What a beautiful and interesting story of different cultures, people,music, and relationships. It is written in a simple but compelling way that keeps flowing and it is difficult to put down .
I found this a fascinating book about the impact of music and the role it plays in connecting humans to one another. It challenged my largely western understanding of music and I delighted in the insights that African people can give to the meaning of music. However, the abiding impression of this book is the exquisite unpacking of what love truly is... not self interested and grasping but sacrificial and other centred, at all times allowing the other to be whoever he or she is. I shed tears at the beauty of this depiction of love. I also enjoyed Marion's style of blending what Jennie said with what she was thinking at the time. Thankfully she used quotation marks! It is a book that I will remember.

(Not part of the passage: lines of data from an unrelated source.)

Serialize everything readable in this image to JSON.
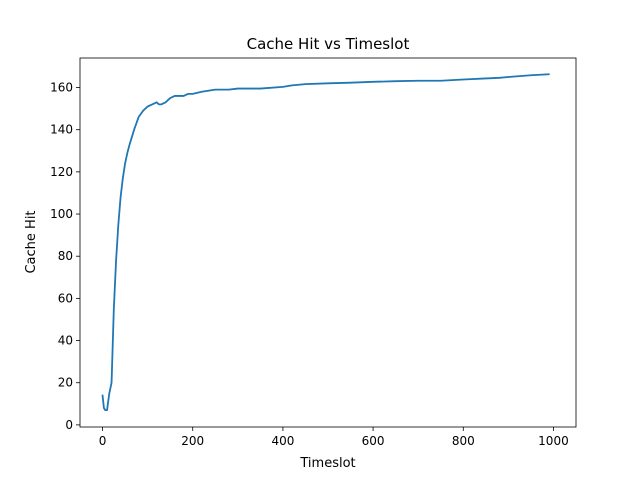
{
  "chart_data": {
    "type": "line",
    "title": "Cache Hit vs Timeslot",
    "xlabel": "Timeslot",
    "ylabel": "Cache Hit",
    "xlim": [
      -50,
      1050
    ],
    "ylim": [
      -1,
      174
    ],
    "xticks": [
      0,
      200,
      400,
      600,
      800,
      1000
    ],
    "yticks": [
      0,
      20,
      40,
      60,
      80,
      100,
      120,
      140,
      160
    ],
    "grid": false,
    "series": [
      {
        "color": "#1f77b4",
        "x": [
          0,
          3,
          6,
          10,
          15,
          20,
          25,
          30,
          35,
          40,
          45,
          50,
          55,
          60,
          70,
          80,
          90,
          100,
          110,
          120,
          125,
          130,
          140,
          150,
          160,
          170,
          180,
          190,
          200,
          220,
          250,
          280,
          300,
          350,
          400,
          420,
          450,
          500,
          550,
          600,
          650,
          700,
          750,
          800,
          850,
          880,
          900,
          950,
          990
        ],
        "y": [
          14,
          8,
          7,
          7,
          15,
          20,
          55,
          78,
          95,
          108,
          117,
          124,
          129,
          133,
          140,
          146,
          149,
          151,
          152,
          153,
          152,
          152,
          153,
          155,
          156,
          156,
          156,
          157,
          157,
          158,
          159,
          159,
          159.5,
          159.5,
          160.3,
          161,
          161.6,
          162,
          162.3,
          162.7,
          163,
          163.2,
          163.2,
          163.8,
          164.3,
          164.6,
          165,
          165.8,
          166.3
        ]
      }
    ]
  }
}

This for me was a slow read as I felt the need to savour it. I remember learning about apartheid in my youth and joining amnesty international when I was a sixth former and part of it took me back to my youth but then I read about the mother who keeps up with the news as she feels she should but feels helpless to change anything so goes and does the gardening, I feel similar about today’s news of war, conflict and corrupt politicians, how little changes. Love the theme of music connecting people and the theme of having to accept people as they are.
Loved this book! Very cleverly written, she ties everything up so neatly. Was definitely left wanting more. Story of exile during apartheid South Africa, a young woman knowing who she is, but discovering how she fits in this displaced world. The theme of music and children is beautiful. The love story between her friends and partner is rich, complicated and beautiful. Would love to pick up another book similar to this.
The writing was so choppy and hard to get into that I gave up about 50 pages in. And I hardly EVER fail to finish books. It just never worked for me - the detail was in all the wrong places, I failed to build any sympathy at all for Jennie, and it feels as if the reader is expected to know a whole lot of historical context to even make sense of what's going on (which I didn't). The story just fell completely flat for me.
A slow starter, but I got very involved in the story. As I read, I felt like much of it must be autobiographical (which is true, at least in part) because it feels so much like a memoir, but perhaps the lesson is that our lives don't have succinct plots, so why should we expect that of a novel?